Pressure-induced Raman-active radial breathing mode transition in single-wall carbon nanotubes

Using classical constant-pressure molecular dynamics simulations and the force constants model, radial breathing mode (RBM) transition of single-wall carbon nanotubes under hydrostatic pressure is reported. With the pressure increased, the RBM shifts linearly toward higher frequency, and the RBM transition occurs at the same critical pressure as the structural transition.
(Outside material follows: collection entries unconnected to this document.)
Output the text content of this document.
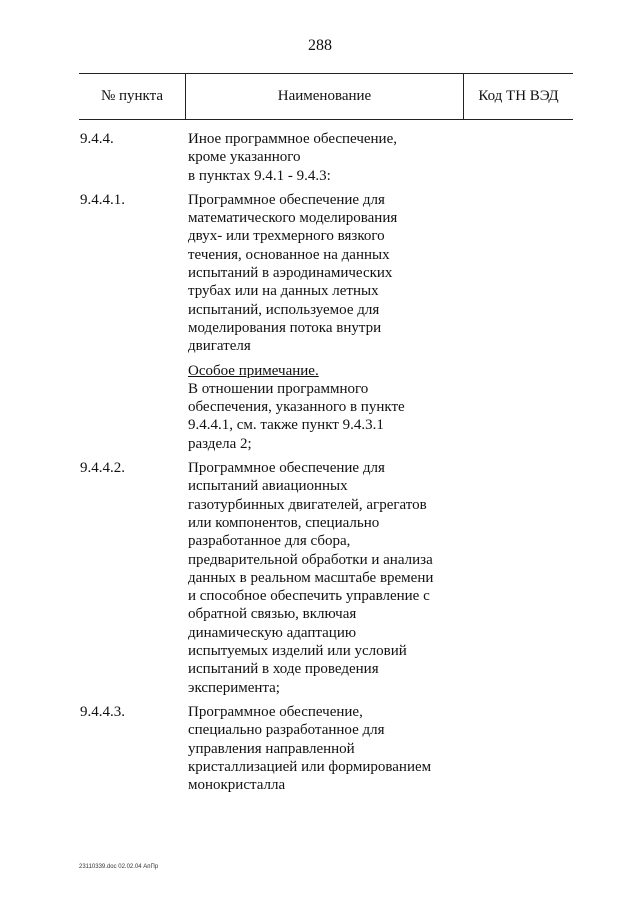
288
№ пункта	Наименование	Код ТН ВЭД
9.4.4.	Иное программное обеспечение,
кроме указанного
в пунктах 9.4.1 - 9.4.3:
9.4.4.1.	Программное обеспечение для
математического моделирования
двух- или трехмерного вязкого
течения, основанное на данных
испытаний в аэродинамических
трубах или на данных летных
испытаний, используемое для
моделирования потока внутри
двигателя
Особое примечание.
В отношении программного
обеспечения, указанного в пункте
9.4.4.1, см. также пункт 9.4.3.1
раздела 2;
9.4.4.2.	Программное обеспечение для
испытаний авиационных
газотурбинных двигателей, агрегатов
или компонентов, специально
разработанное для сбора,
предварительной обработки и анализа
данных в реальном масштабе времени
и способное обеспечить управление с
обратной связью, включая
динамическую адаптацию
испытуемых изделий или условий
испытаний в ходе проведения
эксперимента;
9.4.4.3.	Программное обеспечение,
специально разработанное для
управления направленной
кристаллизацией или формированием
монокристалла
23110339.doc 02.02.04 АпПр
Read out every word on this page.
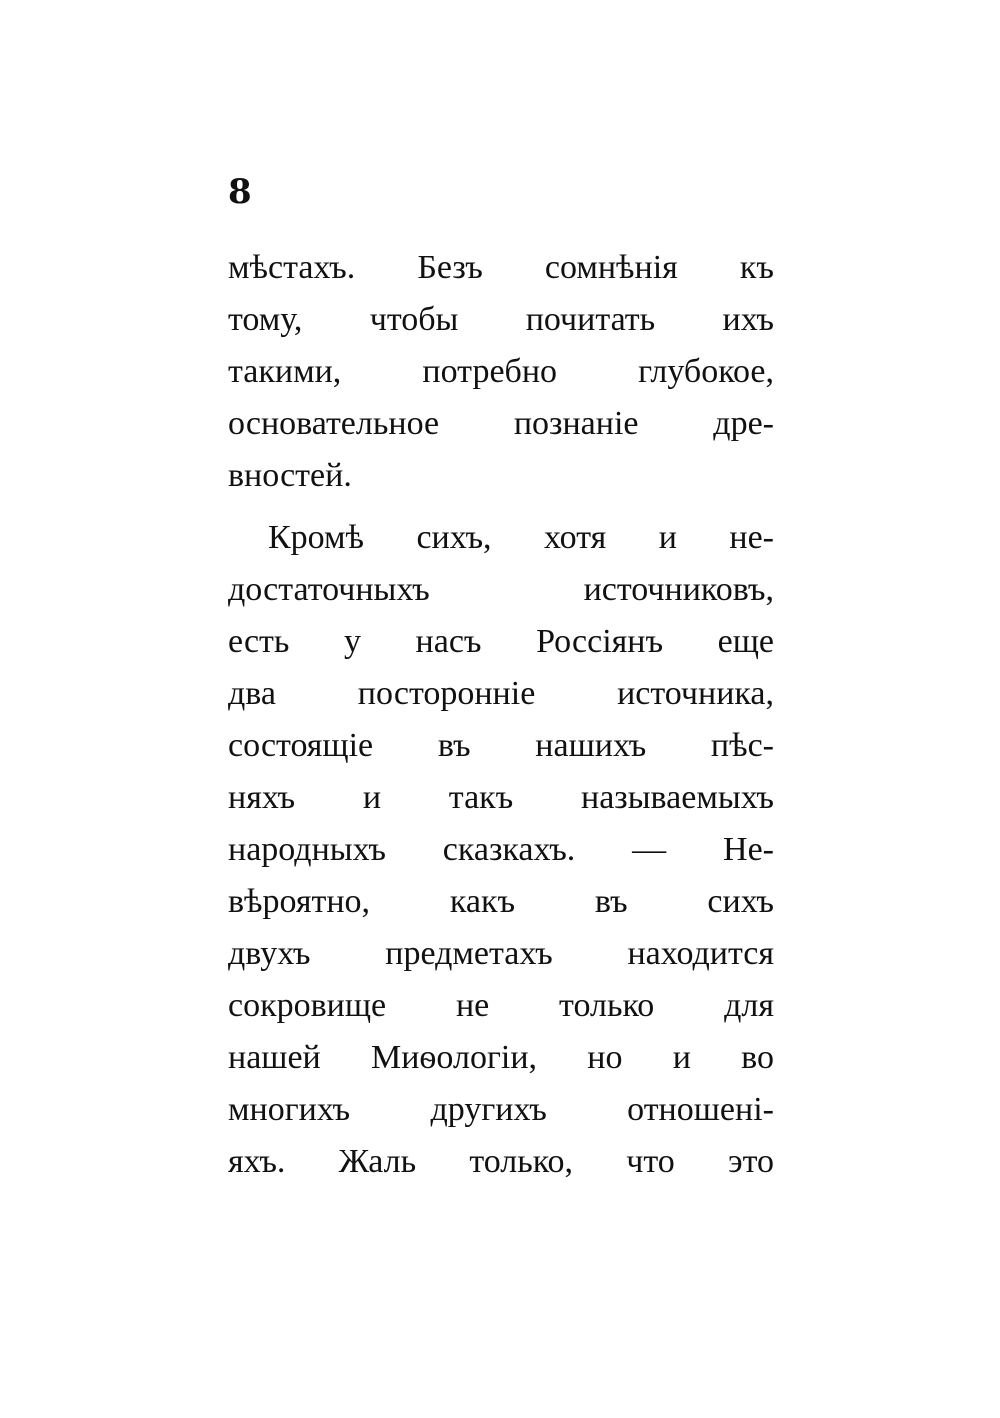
8
мѣстахъ. Безъ сомнѣнія къ
тому, чтобы почитать ихъ
такими, потребно глубокое,
основательное познаніе дре-
вностей.
Кромѣ сихъ, хотя и не-
достаточныхъ источниковъ,
есть у насъ Россіянъ еще
два посторонніе источника,
состоящіе въ нашихъ пѣс-
няхъ и такъ называемыхъ
народныхъ сказкахъ. — Не-
вѣроятно, какъ въ сихъ
двухъ предметахъ находится
сокровище не только для
нашей Миѳологіи, но и во
многихъ другихъ отношені-
яхъ. Жаль только, что это
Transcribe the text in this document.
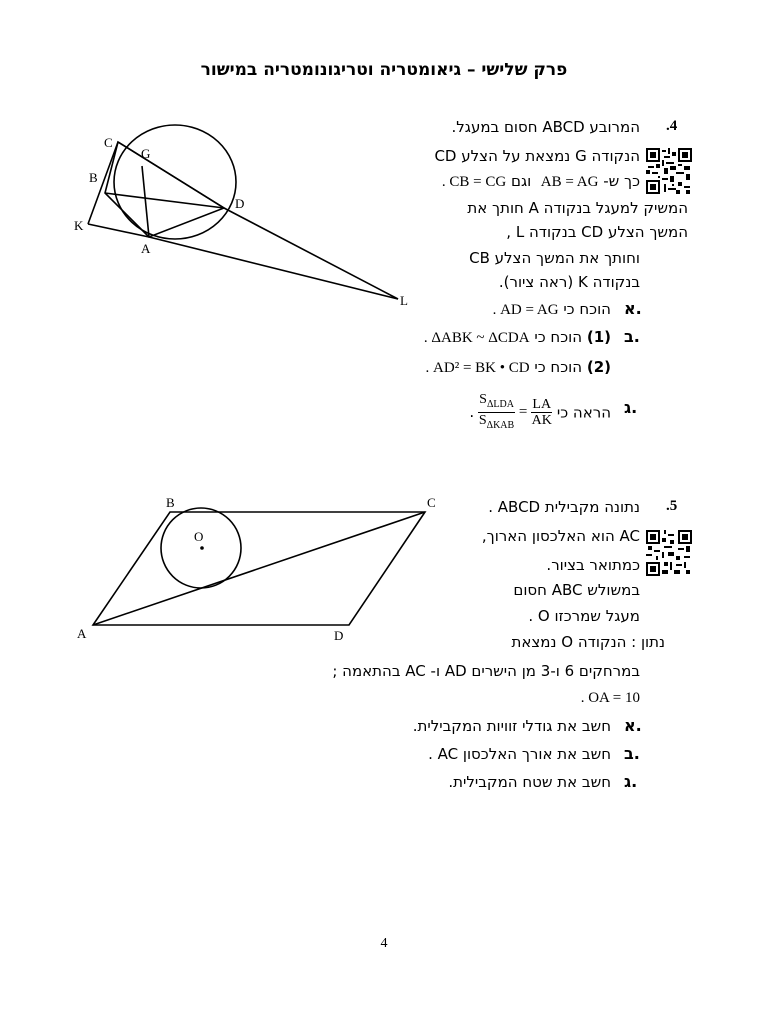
פרק שלישי – גיאומטריה וטריגונומטריה במישור
.4
המרובע ABCD חסום במעגל.
הנקודה G נמצאת על הצלע CD
כך ש- AB = AG  וגם . CB = CG
המשיק למעגל בנקודה A חותך את
המשך הצלע CD בנקודה L ,
וחותך את המשך הצלע CB
בנקודה K (ראה ציור).
א.
הוכח כי . AD = AG
ב.
(1) הוכח כי . ΔABK ~ ΔCDA
(2) הוכח כי . AD² = BK • CD
ג.
הראה כי
. $\frac{S_{\Delta LDA}}{S_{\Delta KAB}} = \frac{LA}{AK}$
C
G
B
D
K
A
L
.5
נתונה מקבילית ABCD .
AC הוא האלכסון הארוך,
כמתואר בציור.
במשולש ABC חסום
מעגל שמרכזו O .
נתון : הנקודה O נמצאת
במרחקים 6 ו-3 מן הישרים AD ו- AC בהתאמה ;
. OA = 10
א.
חשב את גודלי זוויות המקבילית.
ב.
חשב את אורך האלכסון AC .
ג.
חשב את שטח המקבילית.
B	C
O
A	D
4
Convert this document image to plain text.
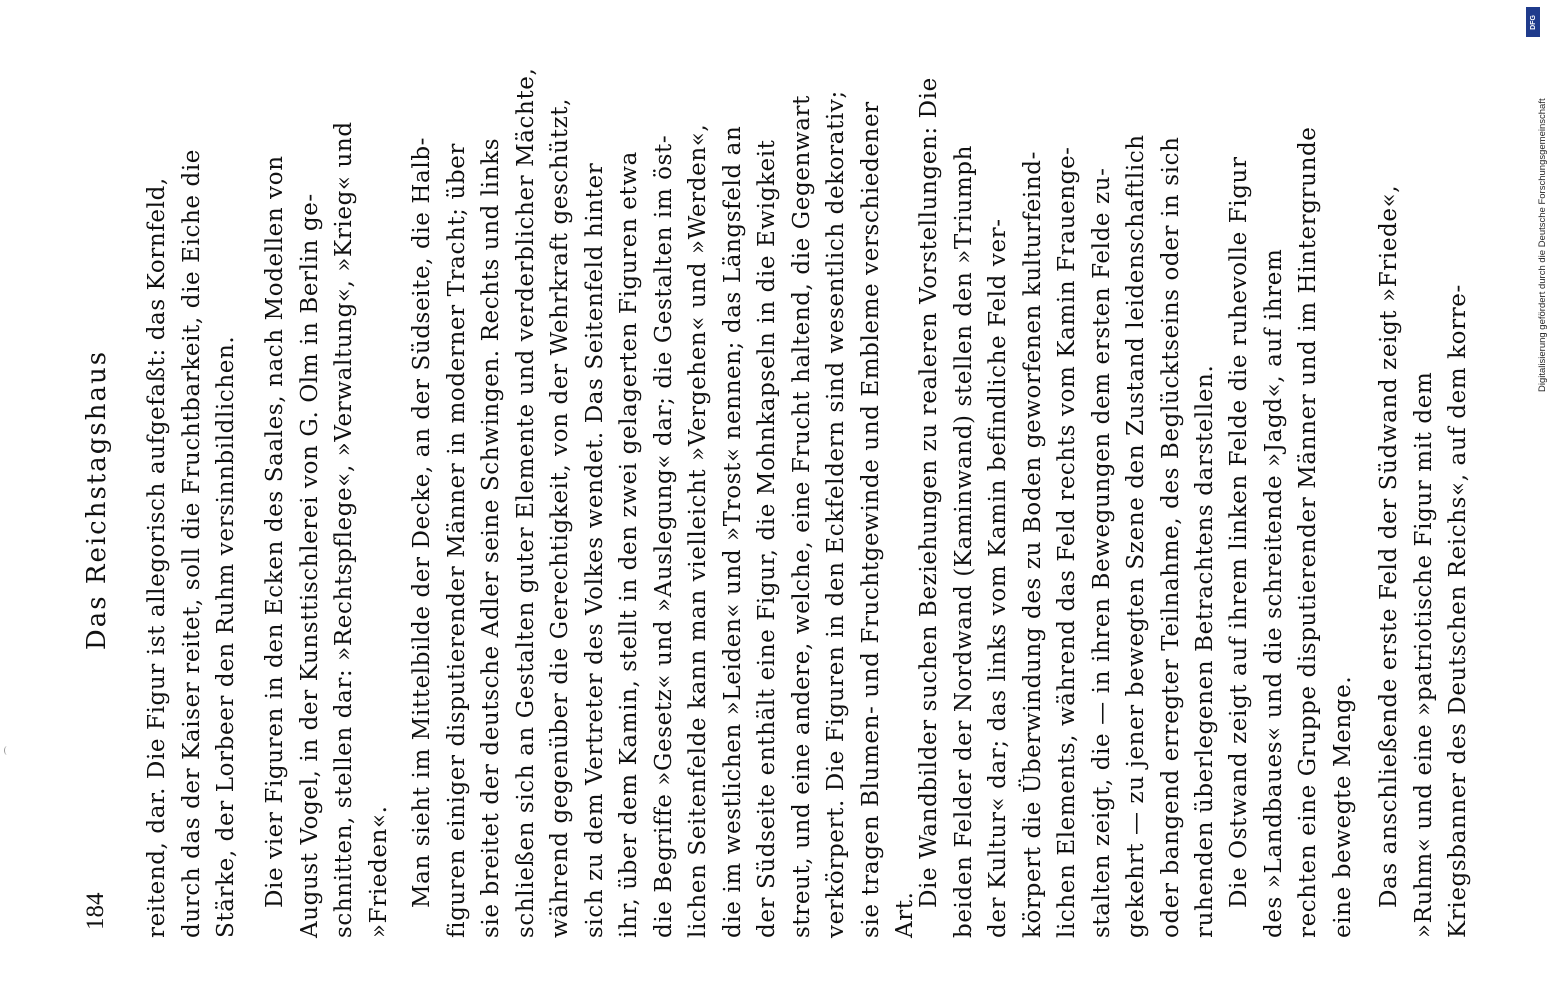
184
Das Reichstagshaus reitend, dar. Die Figur ist allegorisch aufgefaßt: das Kornfeld, durch das der Kaiser reitet, soll die Fruchtbarkeit, die Eiche die Stärke, der Lorbeer den Ruhm versinnbildlichen. Die vier Figuren in den Ecken des Saales, nach Modellen von August Vogel, in der Kunsttischlerei von G. Olm in Berlin ge- schnitten, stellen dar: »Rechtspflege«, »Verwaltung«, »Krieg« und »Frieden«. Man sieht im Mittelbilde der Decke, an der Südseite, die Halb- figuren einiger disputierender Männer in moderner Tracht; über sie breitet der deutsche Adler seine Schwingen. Rechts und links schließen sich an Gestalten guter Elemente und verderblicher Mächte, während gegenüber die Gerechtigkeit, von der Wehrkraft geschützt, sich zu dem Vertreter des Volkes wendet. Das Seitenfeld hinter ihr, über dem Kamin, stellt in den zwei gelagerten Figuren etwa die Begriffe »Gesetz« und »Auslegung« dar; die Gestalten im öst- lichen Seitenfelde kann man vielleicht »Vergehen« und »Werden«, die im westlichen »Leiden« und »Trost« nennen; das Längsfeld an der Südseite enthält eine Figur, die Mohnkapseln in die Ewigkeit streut, und eine andere, welche, eine Frucht haltend, die Gegenwart verkörpert. Die Figuren in den Eckfeldern sind wesentlich dekorativ; sie tragen Blumen- und Fruchtgewinde und Embleme verschiedener Art.

Die Wandbilder suchen Beziehungen zu realeren Vorstellungen: Die beiden Felder der Nordwand (Kaminwand) stellen den »Triumph der Kultur« dar; das links vom Kamin befindliche Feld ver- körpert die Überwindung des zu Boden geworfenen kulturfeind- lichen Elements, während das Feld rechts vom Kamin Frauenge- stalten zeigt, die — in ihren Bewegungen dem ersten Felde zu- gekehrt — zu jener bewegten Szene den Zustand leidenschaftlich oder bangend erregter Teilnahme, des Beglücktseins oder in sich ruhenden überlegenen Betrachtens darstellen. Die Ostwand zeigt auf ihrem linken Felde die ruhevolle Figur des »Landbaues« und die schreitende »Jagd«, auf ihrem rechten eine Gruppe disputierender Männer und im Hintergrunde eine bewegte Menge. Das anschließende erste Feld der Südwand zeigt »Friede«, »Ruhm« und eine »patriotische Figur mit dem Kriegsbanner des Deutschen Reichs«, auf dem korre-

DFG
Digitalisierung gefördert durch die Deutsche Forschungsgemeinschaft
The group theory indicates that the RBMs are all Raman-active; however, due to the effect of the frequency transition and the electronic structure change for tube radial deformation, the Raman intensity of the modes becomes so weak as not to be experimentally detected, which is in agreement with a recent experiment by S. Lebedkin et al. [Phys. Rev. B 73, 094109 (2006)]. Furthermore, the calculated RBM transition pressure is well fitted to the cube of diameter $(\sim 1∕d^3)$.

Figure 1

Calculated volume [scaled by the volume at zero pressure $V_0=1772{\mathrm{\AA }}^3$ for (10,10) tube and $V_0=1027{\mathrm{\AA }}^3$ for (10,0) tube, respectively] and energy as a function of pressure for (10,10) (line with quadrangle), (10,0) (line with circle), and (4,8) (line with triangle) SWNTs at $300\mathrm{K}$ with transition at 1.06, 5.50, and $4.70\mathrm{GPa}$, respectively.

Figure 2

The calculated RBM frequency vs pressure for (10,10) and (10,0) SWNTs at $300\mathrm{K}$. A pressure-induced RBM frequency transition occurs at 1.06 and $5.50\mathrm{GPa}$, exactly where the structure transition occurs.

Figure 3

The atomic displacement patterns of RBMs for (10,10) SWNT at selected pressures of 0.90, 1.06, 1.10, 1.15, 1.20, and $1.25\mathrm{GPa}$. The calculated atomic displacements of the atoms are depicted by arrows. $a_1$, $a_2$, and $b_1$, ${\mathrm{b}}_2$ are marked in the short and long axes of the oval shape at $1.20\mathrm{GPa}$, respectively.

Figure 4

The calculated amplitudes of unit cell atoms arranged in a line for (10,10) SWNT at selected pressures of 0.90, 1.06, 1.10, 1.20, and $1.25\mathrm{GPa}$. Dotted lines sign the atomic positions with amplitudes changing obviously as $a_1$, $a_2$, and $b_1$, $b_2$, which correspond to the short and long axes of an elliptical shape in Fig. 3 (see $1.20\mathrm{GPa}$).

Figure 5

The calculated RBM transition pressure vs the diameter for $(n,n)$, $(n,0)$, $(n,2n)$ SWNTs at $300\mathrm{K}$. The transition pressure can be well fitted to $\sim 1∕d^3$ for the line with triangle, circle, and quadrangle. The inset pattern shows that the transition pressure is the direct proportion of the inverse of $d^3$.